These mini pecan pie cheesecakes combine a rich cheesecake base with a sweet, nutty topping baked to golden perfection. They’re bite-sized, easy to serve, and fit beautifully on any holiday table from Thanksgiving to Christmas and even Easter.
Preheat the oven to 350°F. Line a 12-cup cupcake pan with foil liners. Set aside.
Place a package of Biscoff cookies (or substitute graham crackers) in a food processor to make fine crumbs.
In a small bowl, combine Biscoff cookie crumbs, sugar, brown sugar, and melted butter. Mix together until evenly moistened.
Divide the crumb mixture evenly among the prepared liners, about 1 heaping tablespoonful for each.

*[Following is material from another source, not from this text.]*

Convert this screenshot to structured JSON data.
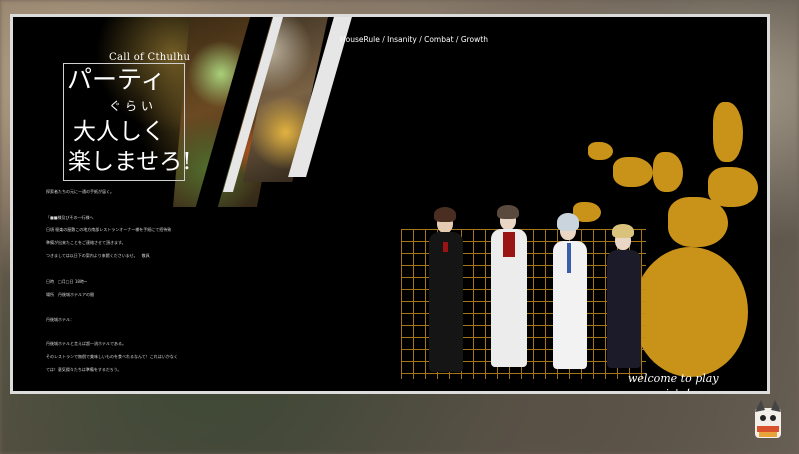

Press the crust down firmly into an even layer using the back of a spoon or the bottom of a small glass.
Bake in the preheated oven for 6 minutes, then remove and set aside to cool. Reduce oven to 300°F.
For the Cheesecake Filling
In a large mixing bowl, beat cream cheese and Greek yogurt with an electric mixer until smooth and creamy.
Add in sugar, brown sugar, and vanilla bean paste, and beat until smooth, scraping down the bowl as needed. Do not overmix.
On low speed, add in the egg and egg yolk, and beat until just combined. Do not overmix.
Sill on low speed, gently mix in the heavy cream, cinnamon, and flour, just until combined.
Use a medium scoop to divide the filling evenly among the liners, pouring it on top of the crust layer. The cups will be full.
Bake in the preheated oven for 16 minutes, then turn off the oven and leave the door closed for another 12 minutes.
Remove the pan from the oven and place it on a wire rack to cool completely. When cool to the touch, place the pan in the fridge to chill for at least 2 hours.
For the Pecan Pie Topping
Melt the butter in a small saucepan on medium-low heat. Add in the brown sugar, stirring with a whisk until the mixture bubbles, about 2 minutes.
Add in the cinnamon, heavy cream, and salt, and allow to bubble for 2 more minutes while whisking continuously. Be sure to scrape the bottom, edges, and sides to prevent the cream from sticking and burning.
Add the pecans to the pan. Using a rubber spatula, fold them into the sugar mixture until coated. Remove from heat and stir in vanilla bean paste.
Transfer pecan mixture to a large bowl and cool completely at room temperature, about 30 minutes, stirring occasionally.
When fully cooled, spoon the pecan topping onto the chilled cheesecakes.
To Serve
In a large mixing bowl, beat heavy cream and sugar with an electric mixer on medium-high until stiff peaks form, about 2 minutes.
Fill a piping bag with the homemade whipped cream and pipe swirls of whipped cream onto the cheesecakes. Please lightly dust with additional cinnamon, if you'd like.